His hope was realized. But the solution was fully a mile away. On a sandy bar, half buried in the sand, the stout end of a cottonwood trunk, the flotsam of some extraordinary freshet, had come into view. The experience of the morning was repeated, but on a smaller scale, for here were no dangerous tree limbs to threaten their delicate silken bag. After two trials and much pulling and hauling the car of the Cibola was tied fast to the snag, half over the shallow water and half over the sand.
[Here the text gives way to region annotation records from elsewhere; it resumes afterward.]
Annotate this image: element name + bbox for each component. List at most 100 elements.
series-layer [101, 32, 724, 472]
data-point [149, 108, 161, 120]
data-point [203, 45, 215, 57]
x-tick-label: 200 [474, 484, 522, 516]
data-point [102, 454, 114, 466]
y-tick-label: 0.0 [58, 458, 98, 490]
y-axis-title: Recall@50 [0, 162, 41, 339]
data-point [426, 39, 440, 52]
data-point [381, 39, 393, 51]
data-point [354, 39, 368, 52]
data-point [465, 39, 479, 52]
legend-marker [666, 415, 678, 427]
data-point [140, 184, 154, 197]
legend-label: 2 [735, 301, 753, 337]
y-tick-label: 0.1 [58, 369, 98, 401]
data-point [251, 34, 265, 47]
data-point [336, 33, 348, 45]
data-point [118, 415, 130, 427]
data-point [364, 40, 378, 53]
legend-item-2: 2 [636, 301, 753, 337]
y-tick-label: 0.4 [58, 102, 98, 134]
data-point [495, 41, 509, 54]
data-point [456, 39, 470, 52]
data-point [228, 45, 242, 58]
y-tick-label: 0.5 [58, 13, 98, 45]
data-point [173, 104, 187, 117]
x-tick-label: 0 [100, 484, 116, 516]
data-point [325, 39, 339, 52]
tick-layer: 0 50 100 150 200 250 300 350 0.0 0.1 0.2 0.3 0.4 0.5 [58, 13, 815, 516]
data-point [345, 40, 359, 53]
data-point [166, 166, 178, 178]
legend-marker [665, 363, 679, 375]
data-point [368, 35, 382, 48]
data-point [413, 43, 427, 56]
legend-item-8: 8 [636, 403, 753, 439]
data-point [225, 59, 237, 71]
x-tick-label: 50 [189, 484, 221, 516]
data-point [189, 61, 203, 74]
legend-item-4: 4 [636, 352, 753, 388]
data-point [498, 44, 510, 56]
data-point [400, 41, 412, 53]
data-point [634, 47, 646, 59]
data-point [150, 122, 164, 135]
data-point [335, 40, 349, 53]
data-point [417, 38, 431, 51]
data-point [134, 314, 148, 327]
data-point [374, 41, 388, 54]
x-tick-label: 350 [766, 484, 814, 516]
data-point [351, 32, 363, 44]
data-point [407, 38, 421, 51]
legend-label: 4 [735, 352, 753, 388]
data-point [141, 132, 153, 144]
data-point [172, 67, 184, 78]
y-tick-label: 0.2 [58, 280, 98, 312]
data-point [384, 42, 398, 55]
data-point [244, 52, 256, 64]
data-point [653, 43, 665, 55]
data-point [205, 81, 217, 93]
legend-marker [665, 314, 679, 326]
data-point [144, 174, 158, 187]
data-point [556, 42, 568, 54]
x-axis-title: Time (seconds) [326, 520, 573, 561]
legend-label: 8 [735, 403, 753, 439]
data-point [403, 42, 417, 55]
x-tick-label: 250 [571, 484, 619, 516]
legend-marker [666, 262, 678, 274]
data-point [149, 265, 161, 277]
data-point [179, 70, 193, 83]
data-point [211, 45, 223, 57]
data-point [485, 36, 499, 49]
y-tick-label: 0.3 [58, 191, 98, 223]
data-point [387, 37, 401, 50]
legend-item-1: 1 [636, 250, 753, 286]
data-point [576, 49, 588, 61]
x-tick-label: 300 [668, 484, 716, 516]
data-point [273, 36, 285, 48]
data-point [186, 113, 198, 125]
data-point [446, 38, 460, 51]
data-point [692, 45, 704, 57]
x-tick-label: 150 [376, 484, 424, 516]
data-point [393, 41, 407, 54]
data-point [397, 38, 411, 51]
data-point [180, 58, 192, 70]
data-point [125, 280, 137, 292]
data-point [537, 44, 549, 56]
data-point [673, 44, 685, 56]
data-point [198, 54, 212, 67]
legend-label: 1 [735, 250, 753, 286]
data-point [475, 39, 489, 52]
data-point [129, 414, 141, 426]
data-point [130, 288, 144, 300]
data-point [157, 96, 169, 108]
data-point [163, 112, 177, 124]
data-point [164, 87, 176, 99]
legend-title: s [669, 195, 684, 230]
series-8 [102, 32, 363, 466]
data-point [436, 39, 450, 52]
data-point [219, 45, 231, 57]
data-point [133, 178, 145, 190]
Then, naked as when they were born, and suffering not a little from the pitiless sun, the boys started afresh. Alan made his way back up the river and began to prod out the stranded tin casks. All were soon bobbing along in the slow current, with Alan behind them like a lumber driver of the northwest dislodging logs left in the shallows. Ned below soon had all of them in shallow water.

By means of a coil of the drag rope, looped in turn about the tins of recovered fuel, Ned lifting below and Alan pulling above soon transferred the gasoline to the bobbing Cibola. As each cask ascended, a portion of the extra ballast was dumped overboard.

Then, dressing themselves and improvising what tools they could, the boys made their way sorrowfully to the scene of the previous night's tragedy. Buck's body was carefully removed and decently buried. A mound of boulders was made over the grave to designate the spot, and with the hope that some day they might return and suitably mark the desert tomb the boys took a mournful farewell.